Selama praktikum berlangsung, terdapat reagen – reagen yang digunakan untuk melakukan proses analisis karbon. Reagen adalah zat atau senyawa yang ditambahkan ke sistem dalam rangka untuk membawa tentang reaksi kimia atau ditambahkan untuk melihat jika reaksi terjadi. Meskipun istilah reaktan dan reagen sering digunakan secara bergantian, reaktan adalah lebih khusus zat yang dikonsumsi dalam proses reaksi kimia. Pelarut., meskipun mereka terlibat dalam reaksi biasanya tidak disebut sebagai reaktan (Rahayu, 2008). Reagen – reagen tersebut diantaranya adalah Aquadest atau H2O, Asam Kaliium dikromat atau K2Cr2O7, Larutan Besi (II) Sulfat yang memiliki rumus kimia FeSO4, Asam sulfat pekat atau H2SO4 dan Asam Phospat pekat atau H2PO4. Indikator yang digunakan di dalam pengujian karbon adalah Indikator Dhipenilalamin atau biasa disingkat DPA.
Masing – masing reagen memiliki fungsi dan peran tersendiri di dalam analisis total karbon. Aquadest berfungsi sebagai zat pengencer larutan uji. Kalium dikromat berfungsi sebagai pengoksidasi larutan sampel dan blangko, dan biasa ditambahkan pertama kali. Kemudian asam sulfat pekat yang di dalam praktikum harus diberikan di dalam lemari asam berfungsi untuk menyeimbangkan asam dan basa. Di dalam pemberian kalium dikromat dan asam sulfat ini terdapat ketentuan. Kedua reagen ini bertujuan untuk membentuk warna orange, sehingga, jika larutan uji belum berwarna orange, maka diperlukan penambahan kalium dikromat dan asam sulfat dengan perbandingan yang sama.
Asam phospat yang diberikan setelah alrutan keluar dari lemari asam berfungsi untuk menginversi larutan. Maksud menginversi larutan disini adalah mempertahankan warna orange dari larutan uji. Kemudian larutan uji diberi 1 ml difenilalanin atau DPA yang berfungsi sebagai indikaor perubahan warna. Setelah pemberian difenilalanin, maka pada warna pada larutan uji akan berubah menjadi coklat pekat. Reagen pada analisis karbon yang terakhir adalah larutan Besi (II) Sulfat. Larutan ini berfungsi sebagai penitrasi sampel dan blangko. Di dalam praktikum analisis karbon zat penitrasi menggunakan Besi (II) sulfat karena larutan ini berfungsi untuk merubah warna orange atau coklat menjadi warna hijau. Parameter perubahan warna pada titrasi inilah yang menunjukkan bahwa sampel mengandung karbon.

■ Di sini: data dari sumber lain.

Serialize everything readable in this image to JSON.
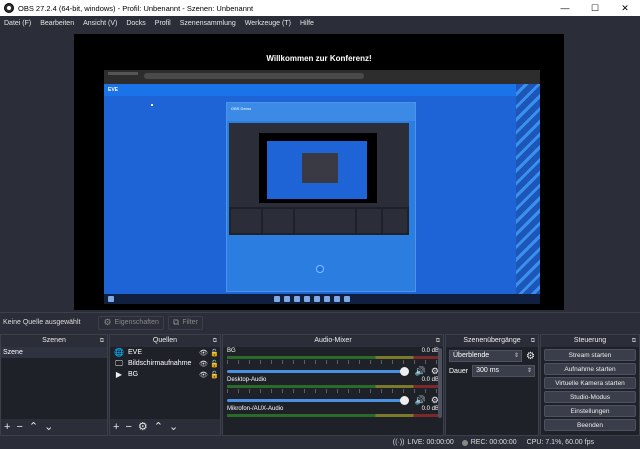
{
  "window": {
    "title": "OBS 27.2.4 (64-bit, windows) - Profil: Unbenannt - Szenen: Unbenannt",
    "minimize": "—",
    "maximize": "☐",
    "close": "✕"
  },
  "menu": [
    "Datei (F)",
    "Bearbeiten",
    "Ansicht (V)",
    "Docks",
    "Profil",
    "Szenensammlung",
    "Werkzeuge (T)",
    "Hilfe"
  ],
  "preview": {
    "banner": "Willkommen zur Konferenz!",
    "eve_label": "EVE",
    "inner_title": "OBS Demo"
  },
  "source_toolbar": {
    "no_selection": "Keine Quelle ausgewählt",
    "properties": "Eigenschaften",
    "filters": "Filter"
  },
  "scenes": {
    "title": "Szenen",
    "items": [
      "Szene"
    ]
  },
  "sources": {
    "title": "Quellen",
    "items": [
      {
        "label": "EVE",
        "icon": "globe-icon"
      },
      {
        "label": "Bildschirmaufnahme",
        "icon": "monitor-icon"
      },
      {
        "label": "BG",
        "icon": "play-icon"
      }
    ]
  },
  "mixer": {
    "title": "Audio-Mixer",
    "channels": [
      {
        "name": "BG",
        "db": "0.0 dB"
      },
      {
        "name": "Desktop-Audio",
        "db": "0.0 dB"
      },
      {
        "name": "Mikrofon-/AUX-Audio",
        "db": "0.0 dB"
      }
    ]
  },
  "transitions": {
    "title": "Szenenübergänge",
    "selected": "Überblende",
    "duration_label": "Dauer",
    "duration_value": "300 ms"
  },
  "controls": {
    "title": "Steuerung",
    "buttons": [
      "Stream starten",
      "Aufnahme starten",
      "Virtuelle Kamera starten",
      "Studio-Modus",
      "Einstellungen",
      "Beenden"
    ]
  },
  "status": {
    "live": "LIVE: 00:00:00",
    "rec": "REC: 00:00:00",
    "cpu": "CPU: 7.1%, 60.00 fps"
  }
}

Asam sulfat atau yang memiliki rumus kimia H2SO4, merupakan asam mineral atau senyawa anorganik yang kuat. Zat ini larut dalam air pada semua perbandingan. Asam sulfat mempunyai banyak kegunaan dan merupakan salah satu produk utama industri kimia. Asam sulft murni tidak berwarna, berupa cairan kental yang membeku pada suhu 10,40 Celcius dan mendidih pada suhu 276,40 Celcius. Materi ini bereaksi keras dengan air dan senyawa organik (Bernard, 2001). Dalam praktikum di Laboratorium, asam sulfat pekat pemberiannya harus di dalam lemari asam. Hal ini dikarenakan asam suldat pekat sangat reaktif dan berbahaya jika sampai berada pada suhu kamar. Asam sulfat pekat juka smapai mengenai kulit dapat menyebabkan kulit melepuh atau mengelupas. Oleh karena itu, pemberian asam sulfat pekat ke dalam larutan uji harus dilakukan di dalam lemari asam, untuk mengantisipasi sifat kereaktifannya yang sangat besar.
Hasil analisis kadar karbon dalam limbah kacang hijau menunjukkan bahwa di dalam limbah terkandung senyawa karbon yang cukup tinggi. Dari hasil tirasai dan perhitungan, diketahui bahwa kadar karbon yang terkandung di dalam limbah kacang hijau mencapai 3.870 mg/L. Nilai ini dirasa sangat besar jika mengingat bahwa nilai ambang batas karbon yang boleh terkandung di dalam air menurut peraturan Menteri Lingkungan Hidup Nomor 04 Tahun 2007 tentang baku mutu air limbah bagi usaha adalah sebesar 100 mg/L. Jika dibandingkan dengan nilai ambang batas, dapat disimpulkan bahwa hasil analisa kadar karbon total di dalam limbah kacang hijau sangat besar dan berbahaya jika tidak ditangani dengan benar. Selisih jumlah yang begitu signifikan antara hasil dan nilai ambang batas juga menyatakan bahwa air limbah bakpia tidak boleh digunakan untuk keperluan sehari –ahari, terlebih untuk konsumsi.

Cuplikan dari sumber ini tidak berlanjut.